The Russian annexation of Crimea and the beginning of Russian aggression in eastern Ukraine forced the Obama administration to react. In what was supposed to be a one-year, one-billion-dollar action, the administration’s 2015 budget included nearly $1 billion for the European Reassurance Initiative (ERI). The investment was for, among other things, U.S. presence and prepositioned equipment. The U.S. Army began periodic rotations of armored and airborne brigades. In 2016 the administration’s 2017 budget request was for $3.4 billion for ERI and provided for a rotational armored brigade to be on the ground in Europe continuously. In the summer of 2016, two years too late, NATO conducted a large training exercise in Poland with substantial U.S. participation.
Given the several days of media coverage decrying Trump’s “refusal” to endorse Article 5 during his first meeting at NATO, the continuation of ERI seemed in doubt. But buried under the press coverage was the Trump administration’s defense budget request for 2018 that increased funding for ERI to $4.8 billion that maintained a commitment to a permanent rotational presence throughout Europe to include “continuous head-to-toe presence of a U.S. Armored Brigade Combat Team” (ABCT). It also deferred ongoing footprint reductions. The request increased ERI funds for the Army from $1.06 billion in the 2017 budget to $1.72 billion in 2018. This included building a division-sized set of prepositioned equipment that included two modernized ABCTs.
NATO Secretary-General Jens Stoltenberg noticed the budget during Trump’s famous NATO meeting in which he is supposed to have refused to support Article 5. The secretary-general, in response to a question about Trump and Article 5, said the U.S. budget increases funding for U.S. military presence by 40 percent. He noted that after many years of decline we now see for the first time in many years an increase, “so this is a commitment to our collective defense from the United States not only in words but also in deeds.”
Picking up on the theme of deeds over words, Defense Secretary Jim Mattis said in a July 2017 speech in Germany that the Trump administration had reaffirmed the importance of the alliance and had committed $4.8 billion in the 2018 defense budget to expand ERI. He said: “Beyond any words in the newspapers, you can judge America by such actions.”
Trump continued on July 6 in Poland and said: “I would point out the United States demonstrated, not merely with words, but with its actions, that we stand behind Article 5, the mutual defense commitment.”
In August 2017, the administration signaled the increased importance of NATO by appointing a prestigious new ambassador, former Texas Sen. Kay Bailey Hutchison, well respected on both sides of the aisle. The administration sent an additional message not to be lost by the Russians by renaming ERI the European Deterrence Initiative.
Recently the House version of the 2018 National Defense Authorization Act called for $4.6 billion to be shifted from contingency accounts and dedicated to deterring Russia in Europe.
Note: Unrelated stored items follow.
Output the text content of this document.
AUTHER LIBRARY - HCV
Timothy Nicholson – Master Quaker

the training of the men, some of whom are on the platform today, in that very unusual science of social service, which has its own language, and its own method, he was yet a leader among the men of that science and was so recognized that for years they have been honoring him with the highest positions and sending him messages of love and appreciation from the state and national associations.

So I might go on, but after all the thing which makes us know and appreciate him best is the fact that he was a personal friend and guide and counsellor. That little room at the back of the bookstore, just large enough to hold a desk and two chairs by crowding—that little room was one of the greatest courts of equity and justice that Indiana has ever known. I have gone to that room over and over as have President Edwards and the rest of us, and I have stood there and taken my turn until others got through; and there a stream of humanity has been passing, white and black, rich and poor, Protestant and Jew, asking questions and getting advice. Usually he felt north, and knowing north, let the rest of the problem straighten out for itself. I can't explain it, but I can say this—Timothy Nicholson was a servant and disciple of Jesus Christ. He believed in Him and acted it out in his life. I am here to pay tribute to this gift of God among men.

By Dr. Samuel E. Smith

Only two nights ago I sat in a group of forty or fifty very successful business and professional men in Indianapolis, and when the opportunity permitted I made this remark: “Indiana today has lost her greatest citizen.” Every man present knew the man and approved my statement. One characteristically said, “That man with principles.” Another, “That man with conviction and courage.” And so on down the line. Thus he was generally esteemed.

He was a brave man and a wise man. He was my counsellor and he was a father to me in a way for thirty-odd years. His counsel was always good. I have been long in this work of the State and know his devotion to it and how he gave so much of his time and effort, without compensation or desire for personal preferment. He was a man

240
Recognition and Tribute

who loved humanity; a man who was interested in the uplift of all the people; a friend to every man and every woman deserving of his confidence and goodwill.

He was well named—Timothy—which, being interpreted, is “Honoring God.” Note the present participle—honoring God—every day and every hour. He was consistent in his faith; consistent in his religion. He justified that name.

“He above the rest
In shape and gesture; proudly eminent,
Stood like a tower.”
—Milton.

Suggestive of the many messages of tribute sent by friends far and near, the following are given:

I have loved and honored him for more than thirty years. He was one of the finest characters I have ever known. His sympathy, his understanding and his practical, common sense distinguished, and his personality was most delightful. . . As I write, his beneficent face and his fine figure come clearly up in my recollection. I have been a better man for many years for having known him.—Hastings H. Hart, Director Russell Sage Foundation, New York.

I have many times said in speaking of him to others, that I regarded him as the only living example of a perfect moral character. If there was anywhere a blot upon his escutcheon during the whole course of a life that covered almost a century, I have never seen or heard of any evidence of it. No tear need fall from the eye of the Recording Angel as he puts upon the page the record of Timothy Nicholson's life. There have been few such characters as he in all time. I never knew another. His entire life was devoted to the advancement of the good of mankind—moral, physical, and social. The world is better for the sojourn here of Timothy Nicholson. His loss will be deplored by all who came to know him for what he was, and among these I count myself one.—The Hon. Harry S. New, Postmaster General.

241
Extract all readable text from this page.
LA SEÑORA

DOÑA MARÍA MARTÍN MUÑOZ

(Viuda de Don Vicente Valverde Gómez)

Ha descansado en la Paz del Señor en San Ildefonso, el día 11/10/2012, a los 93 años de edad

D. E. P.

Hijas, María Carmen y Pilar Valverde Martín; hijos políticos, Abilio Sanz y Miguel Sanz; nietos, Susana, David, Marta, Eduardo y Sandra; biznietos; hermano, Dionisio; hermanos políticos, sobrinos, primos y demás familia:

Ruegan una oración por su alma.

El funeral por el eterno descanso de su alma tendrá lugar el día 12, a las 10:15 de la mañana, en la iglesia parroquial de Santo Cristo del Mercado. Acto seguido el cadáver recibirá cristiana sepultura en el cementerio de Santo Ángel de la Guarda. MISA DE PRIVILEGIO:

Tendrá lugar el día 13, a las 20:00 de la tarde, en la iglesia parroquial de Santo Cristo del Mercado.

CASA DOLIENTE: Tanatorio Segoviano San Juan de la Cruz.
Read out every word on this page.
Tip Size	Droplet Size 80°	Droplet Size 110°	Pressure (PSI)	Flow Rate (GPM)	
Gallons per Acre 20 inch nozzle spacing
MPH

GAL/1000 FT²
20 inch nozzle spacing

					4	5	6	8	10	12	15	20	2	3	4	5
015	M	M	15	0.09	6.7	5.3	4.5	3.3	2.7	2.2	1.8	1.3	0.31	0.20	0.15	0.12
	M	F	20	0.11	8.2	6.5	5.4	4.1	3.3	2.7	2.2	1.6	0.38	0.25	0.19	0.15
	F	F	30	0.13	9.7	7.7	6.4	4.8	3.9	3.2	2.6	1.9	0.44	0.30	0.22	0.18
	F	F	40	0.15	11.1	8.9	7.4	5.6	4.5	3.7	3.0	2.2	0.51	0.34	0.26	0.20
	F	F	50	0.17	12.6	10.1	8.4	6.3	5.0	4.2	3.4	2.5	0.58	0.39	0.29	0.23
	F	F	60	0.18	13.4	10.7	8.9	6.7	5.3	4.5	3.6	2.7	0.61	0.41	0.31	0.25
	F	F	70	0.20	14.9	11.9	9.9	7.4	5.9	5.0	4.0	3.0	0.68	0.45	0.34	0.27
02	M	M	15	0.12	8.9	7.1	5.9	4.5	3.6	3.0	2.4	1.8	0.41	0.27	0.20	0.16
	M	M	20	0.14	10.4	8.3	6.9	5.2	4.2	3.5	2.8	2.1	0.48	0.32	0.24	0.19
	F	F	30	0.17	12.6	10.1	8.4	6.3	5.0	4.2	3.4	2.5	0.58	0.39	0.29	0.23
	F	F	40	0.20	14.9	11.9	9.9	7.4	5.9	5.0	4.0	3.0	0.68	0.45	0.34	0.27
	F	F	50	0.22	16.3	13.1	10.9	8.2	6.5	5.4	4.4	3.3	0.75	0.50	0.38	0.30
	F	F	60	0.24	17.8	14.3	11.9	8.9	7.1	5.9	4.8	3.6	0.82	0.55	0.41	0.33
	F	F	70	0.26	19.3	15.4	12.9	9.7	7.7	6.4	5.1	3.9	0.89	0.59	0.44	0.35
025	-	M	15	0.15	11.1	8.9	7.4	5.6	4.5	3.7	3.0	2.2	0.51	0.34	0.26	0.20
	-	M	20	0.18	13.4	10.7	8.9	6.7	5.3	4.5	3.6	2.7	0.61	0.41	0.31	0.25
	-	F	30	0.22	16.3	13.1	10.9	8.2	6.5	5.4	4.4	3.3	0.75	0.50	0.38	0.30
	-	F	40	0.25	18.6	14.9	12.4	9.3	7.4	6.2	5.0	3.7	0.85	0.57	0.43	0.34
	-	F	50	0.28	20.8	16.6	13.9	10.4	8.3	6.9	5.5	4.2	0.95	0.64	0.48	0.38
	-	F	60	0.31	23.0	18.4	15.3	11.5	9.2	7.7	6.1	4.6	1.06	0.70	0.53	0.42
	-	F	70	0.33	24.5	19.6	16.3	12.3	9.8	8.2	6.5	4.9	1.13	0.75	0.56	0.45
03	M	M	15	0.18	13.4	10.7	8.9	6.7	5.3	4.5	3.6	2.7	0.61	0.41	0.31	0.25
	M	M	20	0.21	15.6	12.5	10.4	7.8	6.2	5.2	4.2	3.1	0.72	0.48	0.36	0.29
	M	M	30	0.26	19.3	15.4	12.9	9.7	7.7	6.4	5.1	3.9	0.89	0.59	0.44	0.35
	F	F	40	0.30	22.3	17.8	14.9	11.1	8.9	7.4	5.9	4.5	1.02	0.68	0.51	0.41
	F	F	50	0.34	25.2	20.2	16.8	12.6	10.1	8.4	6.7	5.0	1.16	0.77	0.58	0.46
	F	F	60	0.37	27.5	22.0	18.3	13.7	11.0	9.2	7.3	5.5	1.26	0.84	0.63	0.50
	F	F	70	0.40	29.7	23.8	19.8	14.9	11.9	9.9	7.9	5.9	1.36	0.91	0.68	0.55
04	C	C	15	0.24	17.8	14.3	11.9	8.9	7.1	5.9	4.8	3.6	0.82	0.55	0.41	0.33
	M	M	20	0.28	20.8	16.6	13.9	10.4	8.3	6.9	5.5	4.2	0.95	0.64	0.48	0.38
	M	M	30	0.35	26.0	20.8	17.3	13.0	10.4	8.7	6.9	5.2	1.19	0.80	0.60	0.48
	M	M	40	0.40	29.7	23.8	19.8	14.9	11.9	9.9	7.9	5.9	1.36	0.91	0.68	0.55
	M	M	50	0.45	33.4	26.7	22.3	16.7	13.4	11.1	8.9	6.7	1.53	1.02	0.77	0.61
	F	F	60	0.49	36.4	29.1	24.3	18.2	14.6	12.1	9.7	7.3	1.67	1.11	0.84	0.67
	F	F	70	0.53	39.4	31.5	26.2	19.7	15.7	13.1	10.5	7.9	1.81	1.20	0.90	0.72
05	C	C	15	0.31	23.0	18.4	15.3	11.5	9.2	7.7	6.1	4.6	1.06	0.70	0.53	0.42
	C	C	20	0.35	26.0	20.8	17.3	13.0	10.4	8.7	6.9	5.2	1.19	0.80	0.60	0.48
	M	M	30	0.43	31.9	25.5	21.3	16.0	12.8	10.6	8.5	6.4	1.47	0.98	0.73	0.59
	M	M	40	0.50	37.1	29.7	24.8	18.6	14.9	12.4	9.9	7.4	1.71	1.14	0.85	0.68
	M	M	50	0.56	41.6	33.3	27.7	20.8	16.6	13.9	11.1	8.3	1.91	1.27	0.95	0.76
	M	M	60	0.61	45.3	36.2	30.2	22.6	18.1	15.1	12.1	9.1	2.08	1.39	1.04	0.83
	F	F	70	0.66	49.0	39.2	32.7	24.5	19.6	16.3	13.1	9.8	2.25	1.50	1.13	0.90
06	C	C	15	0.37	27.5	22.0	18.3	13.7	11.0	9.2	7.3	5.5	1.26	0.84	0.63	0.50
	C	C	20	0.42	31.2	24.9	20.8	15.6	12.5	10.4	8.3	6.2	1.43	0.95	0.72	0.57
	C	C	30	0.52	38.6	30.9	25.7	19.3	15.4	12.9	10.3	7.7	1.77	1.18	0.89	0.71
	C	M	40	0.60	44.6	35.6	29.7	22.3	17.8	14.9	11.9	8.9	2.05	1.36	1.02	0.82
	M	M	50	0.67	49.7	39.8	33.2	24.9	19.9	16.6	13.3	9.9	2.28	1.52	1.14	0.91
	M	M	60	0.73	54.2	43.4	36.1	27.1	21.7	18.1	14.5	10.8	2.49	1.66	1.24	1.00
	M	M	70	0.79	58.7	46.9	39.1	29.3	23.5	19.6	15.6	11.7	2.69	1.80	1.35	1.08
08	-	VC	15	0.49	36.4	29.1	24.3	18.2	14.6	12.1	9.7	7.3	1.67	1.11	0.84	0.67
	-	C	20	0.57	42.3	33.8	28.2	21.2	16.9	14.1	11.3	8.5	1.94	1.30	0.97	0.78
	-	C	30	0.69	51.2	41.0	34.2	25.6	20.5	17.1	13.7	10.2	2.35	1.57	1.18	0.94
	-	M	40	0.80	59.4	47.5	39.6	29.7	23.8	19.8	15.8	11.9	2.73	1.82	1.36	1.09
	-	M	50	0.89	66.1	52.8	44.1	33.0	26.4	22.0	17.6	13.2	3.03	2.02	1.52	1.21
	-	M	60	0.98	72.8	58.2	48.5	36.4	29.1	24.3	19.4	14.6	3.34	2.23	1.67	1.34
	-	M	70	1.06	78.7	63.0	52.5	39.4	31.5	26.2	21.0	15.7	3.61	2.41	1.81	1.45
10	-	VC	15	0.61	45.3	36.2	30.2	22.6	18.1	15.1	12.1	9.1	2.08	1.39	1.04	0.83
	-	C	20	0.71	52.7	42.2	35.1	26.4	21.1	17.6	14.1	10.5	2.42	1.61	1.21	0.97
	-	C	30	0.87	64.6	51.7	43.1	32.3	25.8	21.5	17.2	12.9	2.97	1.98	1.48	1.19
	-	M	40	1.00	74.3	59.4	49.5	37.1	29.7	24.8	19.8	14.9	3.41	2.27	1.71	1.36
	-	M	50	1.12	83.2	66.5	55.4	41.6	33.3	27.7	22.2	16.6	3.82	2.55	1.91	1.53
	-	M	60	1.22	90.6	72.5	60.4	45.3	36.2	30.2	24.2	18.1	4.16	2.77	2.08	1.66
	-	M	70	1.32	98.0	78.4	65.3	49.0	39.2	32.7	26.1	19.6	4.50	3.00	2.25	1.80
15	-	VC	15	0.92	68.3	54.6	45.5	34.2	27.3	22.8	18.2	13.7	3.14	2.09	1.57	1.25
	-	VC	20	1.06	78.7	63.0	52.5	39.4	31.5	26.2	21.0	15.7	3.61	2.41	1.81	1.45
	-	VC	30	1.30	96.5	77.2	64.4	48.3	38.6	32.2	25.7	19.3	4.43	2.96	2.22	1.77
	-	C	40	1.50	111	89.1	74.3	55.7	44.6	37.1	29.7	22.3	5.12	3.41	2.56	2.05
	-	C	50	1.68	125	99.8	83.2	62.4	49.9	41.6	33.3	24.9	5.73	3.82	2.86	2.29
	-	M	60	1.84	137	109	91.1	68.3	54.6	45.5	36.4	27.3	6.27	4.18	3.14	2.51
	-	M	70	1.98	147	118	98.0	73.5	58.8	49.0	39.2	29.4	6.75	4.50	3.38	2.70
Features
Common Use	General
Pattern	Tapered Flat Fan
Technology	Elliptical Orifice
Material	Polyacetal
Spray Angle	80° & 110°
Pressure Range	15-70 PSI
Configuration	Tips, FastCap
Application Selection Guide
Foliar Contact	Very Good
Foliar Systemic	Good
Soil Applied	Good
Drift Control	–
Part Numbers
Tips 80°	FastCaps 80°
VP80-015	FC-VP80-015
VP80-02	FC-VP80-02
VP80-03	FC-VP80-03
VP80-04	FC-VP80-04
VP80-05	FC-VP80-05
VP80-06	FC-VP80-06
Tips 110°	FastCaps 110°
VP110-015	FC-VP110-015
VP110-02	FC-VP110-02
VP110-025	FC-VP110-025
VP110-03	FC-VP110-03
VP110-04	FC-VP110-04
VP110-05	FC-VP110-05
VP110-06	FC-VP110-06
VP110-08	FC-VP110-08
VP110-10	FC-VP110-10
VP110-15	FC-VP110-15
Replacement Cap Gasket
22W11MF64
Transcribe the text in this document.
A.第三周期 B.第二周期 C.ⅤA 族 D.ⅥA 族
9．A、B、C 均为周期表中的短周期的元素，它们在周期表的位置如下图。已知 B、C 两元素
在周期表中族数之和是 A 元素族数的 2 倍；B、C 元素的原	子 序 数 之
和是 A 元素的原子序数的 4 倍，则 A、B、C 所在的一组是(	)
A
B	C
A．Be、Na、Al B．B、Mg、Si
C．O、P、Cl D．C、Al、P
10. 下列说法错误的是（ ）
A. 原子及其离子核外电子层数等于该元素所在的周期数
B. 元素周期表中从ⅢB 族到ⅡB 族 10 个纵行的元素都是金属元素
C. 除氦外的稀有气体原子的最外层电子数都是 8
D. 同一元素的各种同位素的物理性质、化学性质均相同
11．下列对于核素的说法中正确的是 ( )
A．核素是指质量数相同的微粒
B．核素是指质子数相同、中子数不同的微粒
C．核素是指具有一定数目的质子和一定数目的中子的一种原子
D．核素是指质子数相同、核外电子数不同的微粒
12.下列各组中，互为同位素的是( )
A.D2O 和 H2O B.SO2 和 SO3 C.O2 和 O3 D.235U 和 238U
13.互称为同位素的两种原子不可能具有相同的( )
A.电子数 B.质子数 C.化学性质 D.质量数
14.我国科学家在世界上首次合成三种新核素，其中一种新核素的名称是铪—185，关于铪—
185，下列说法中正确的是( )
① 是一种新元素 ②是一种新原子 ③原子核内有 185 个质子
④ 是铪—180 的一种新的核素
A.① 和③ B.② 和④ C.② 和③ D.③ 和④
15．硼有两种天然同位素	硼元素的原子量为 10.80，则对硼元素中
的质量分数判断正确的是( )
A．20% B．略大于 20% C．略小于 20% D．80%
The bill calls for consideration of investments in increased permanently stationed and continued rotational forces. An Army War College study that got some press during the summer of 2017 concluded that permanent stationing is cheaper over the long term than rotational deployments. Permanent stationing sends a far stronger message of commitment than rotational. Raising the prospect of more permanent stationing is a signal that Putin will have understood.
It is true that Trump appears reluctant to verbally assault Putin. It is also true that his administration has not hesitated to take very real actions that increase the U.S. commitment to NATO, increase U.S. ability to lead the alliance and build a very real deterrent to further Russian military aggression in Europe.
F. Charles Parker IV is a retired Army colonel who lives in Belgium. He was the head of Arms Control Coordination on the International Staff at NATO for 16 years and is the author of “Vietnam: Strategy for a Stalemate.”